MIDWINTER NIGHT’S DREAM (Goran Paskaljevic) was one of the few outstanding works in competition. Paskaljevic continues to make excellent films with his usual mastery. In them he shows the essence of man’s tragic destiny. The story of this film like in most of his other films takes place in Serbia. In the winter of 2004, Lazar returns home after ten years of absence. He is a changed man determined to free himself from the heavy burden of his past and start a new life. His former apartment is now occupied by Jasna, a single mother, and her daughter of twelve, Jovana, who is suffering from autism. They have taken refuge there from Bosnia. The husband of Jasna who never came to terms with his daughter’s illness has left them and Jasna too wants to forget her unhappy past. Lazar does not have the heart to ask them to leave since they have nowhere else to go. Gradually an affectionate relationship develops between the three social outcasts. When a psycho kills Jasna all of a sudden, the affectionate triangle shatters. From then on Lazar’s efforts to help cure Jovana remain fruitless. One morning, he takes Jovana in his car and drives her to a beautiful wood covered with white blossoms. Then he takes her out of the car and when she disappears from our view, Lazar shoots at her and ends her life.
Goran Paskaljevic is the poet of darkness. He makes beautiful poetry with bitter and biting themes. Like all good poets, allegory and metaphor play a major role in his works. As an example, the rainfall of white spring blossoms can be compared to the heavy snowflakes at the beginning of the film when Lazar returns home on a dark winter day. Or that autism may be an allegory of society’s sickness. The dark and turbid pictures of the film suggest the cold and depressing atmosphere of Serbia. In his press conference Paskaljevic said that depicting the young girl’s autism in his film allowed him to delve into the autism of the Serbs. Although making the acquaintance of Jovana (who was present at the press conference and whose uncontrolled gestures saddened all those who were present) made him aware of these children who live in their own world outside society. He continued by explaining his aim as to why he made the film: “Films must reflect our times and help us understand various problems. It is only by facing the past and accepting its tragedy that we can build a better future.”

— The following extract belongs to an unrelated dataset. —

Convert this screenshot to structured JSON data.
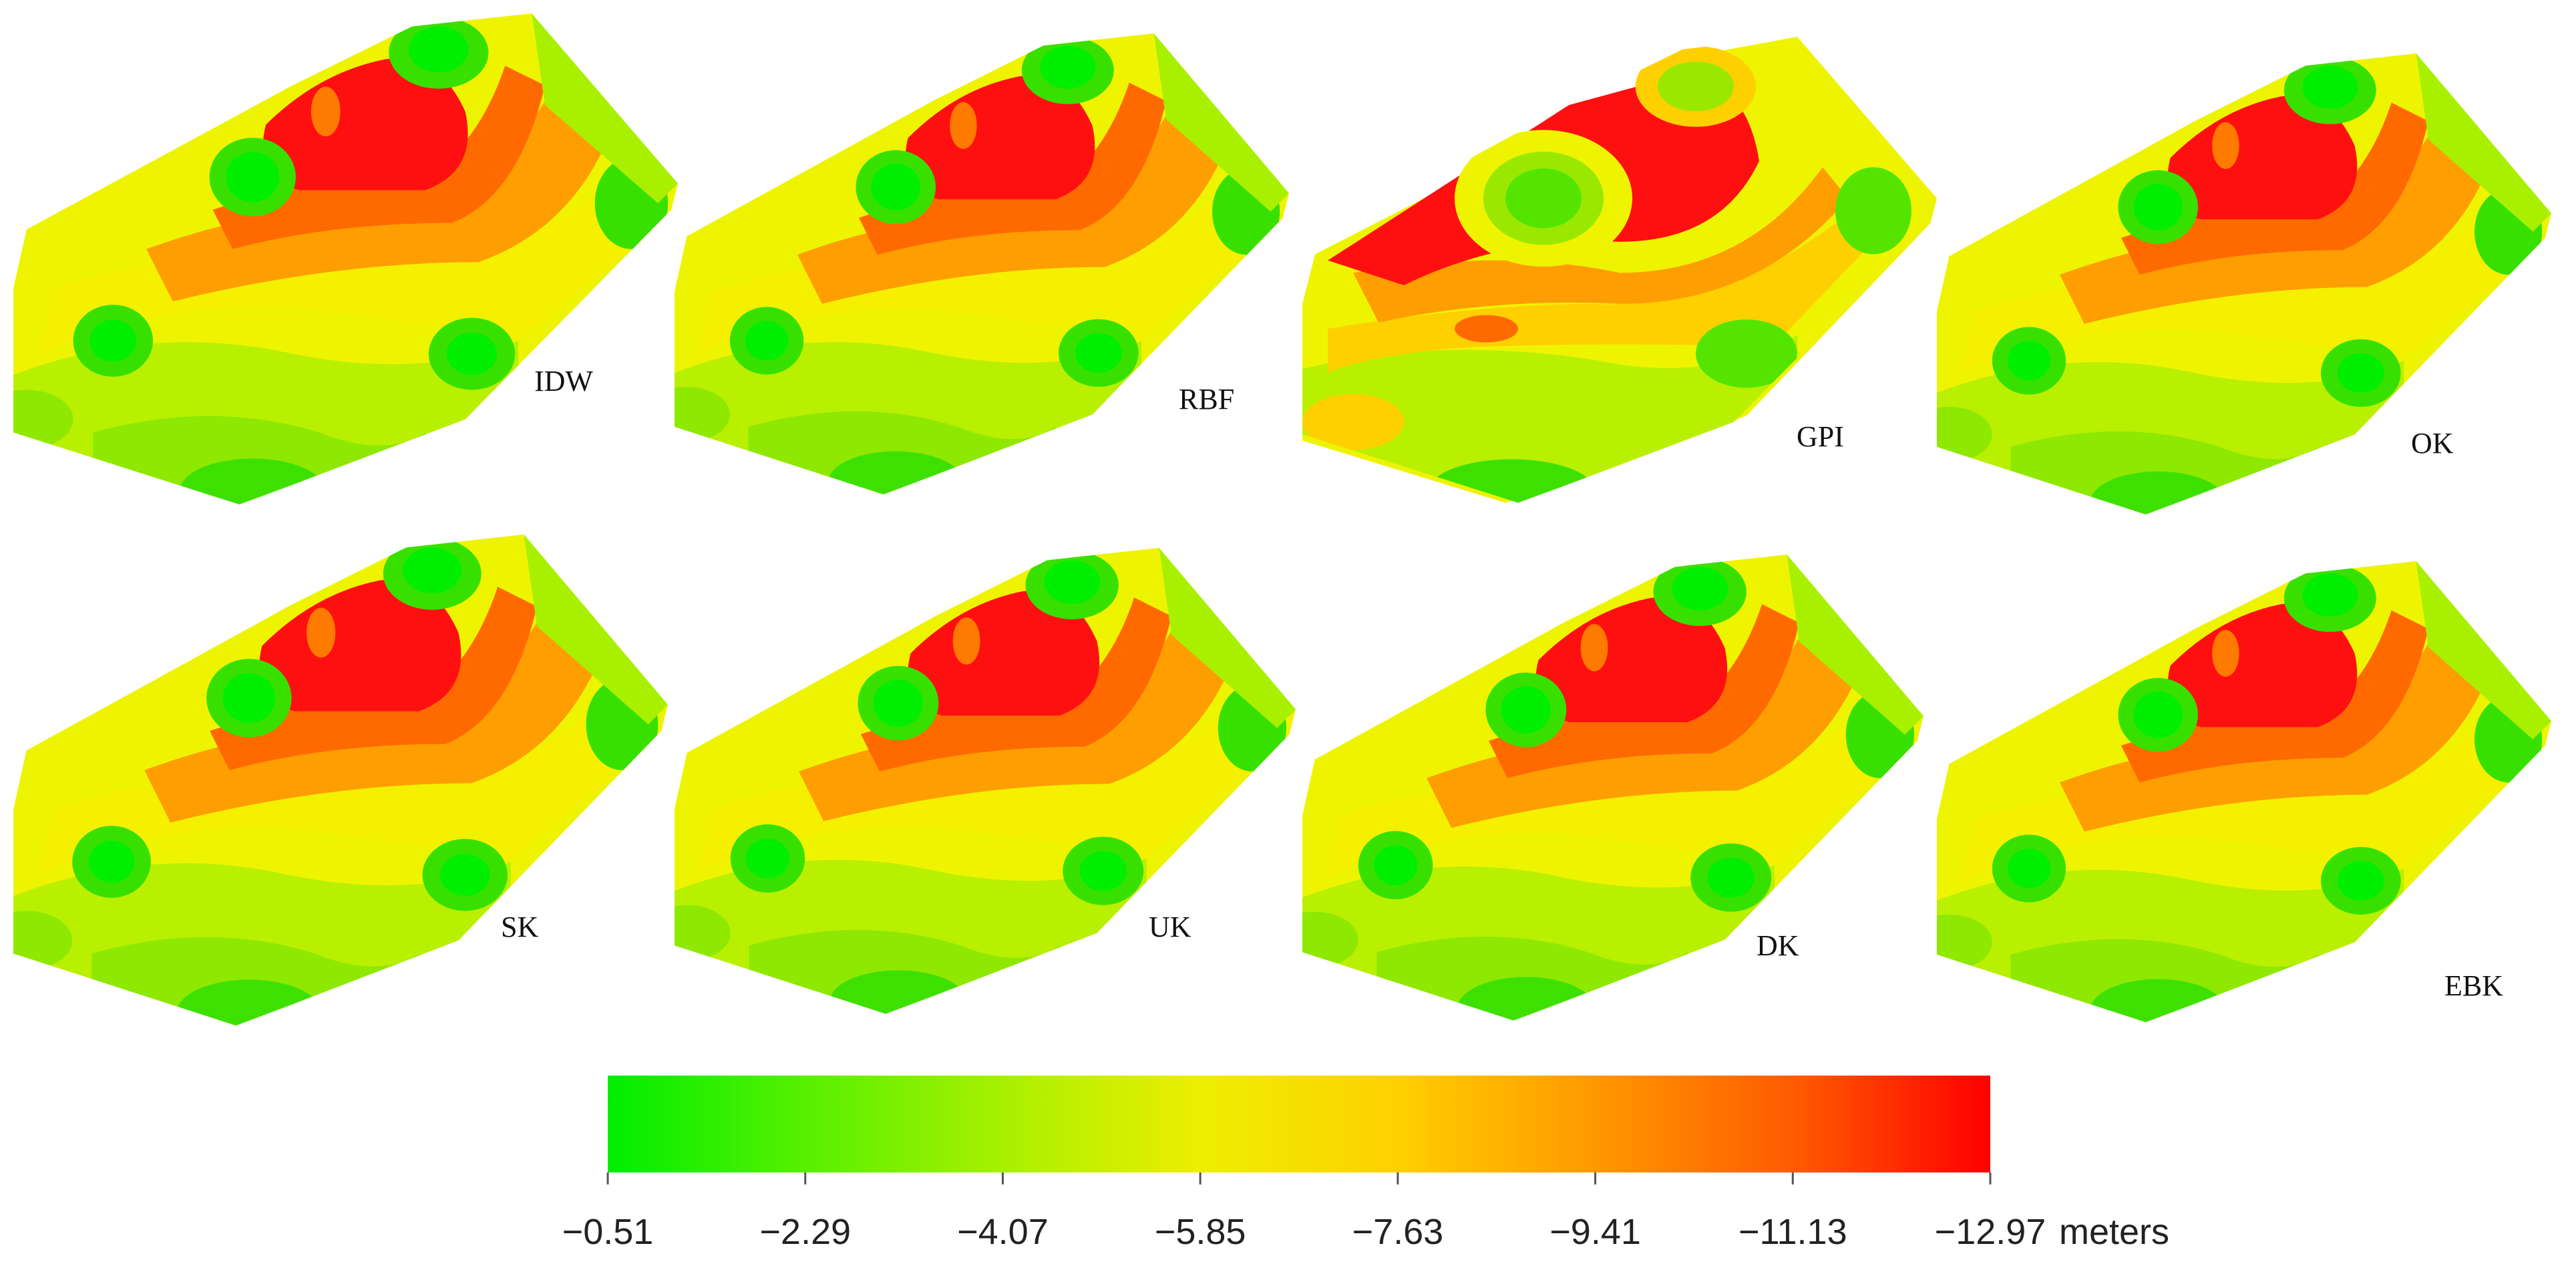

TURTLES CAN FLY (Bahman Ghobadi) was the jewel of the competition, a film that floored not only the spectators, but also the critics and filmmakers. On the day of the presentation of awards, while most announcements were received coldly, when Turtles Can Fly and Midwinter Night’s Dream were mentioned as the winners of the top awards, they were much applauded. Turtles Can Fly proved that the new generation of Iranian filmmakers have something new and original to say in the arena of the world artistic cinema. A critical study of the film, a long and candid conversation with Bahman Ghobadi as well as one with the film’s composer of music is published in this issue of F.I.
The prestige of film festivals such as San Sebastian Film Festival depends on good films in the competition. We hope to see better films in the next edition of this festival and the editions following it than even those made during Franco’s time. In any event man lives on hope.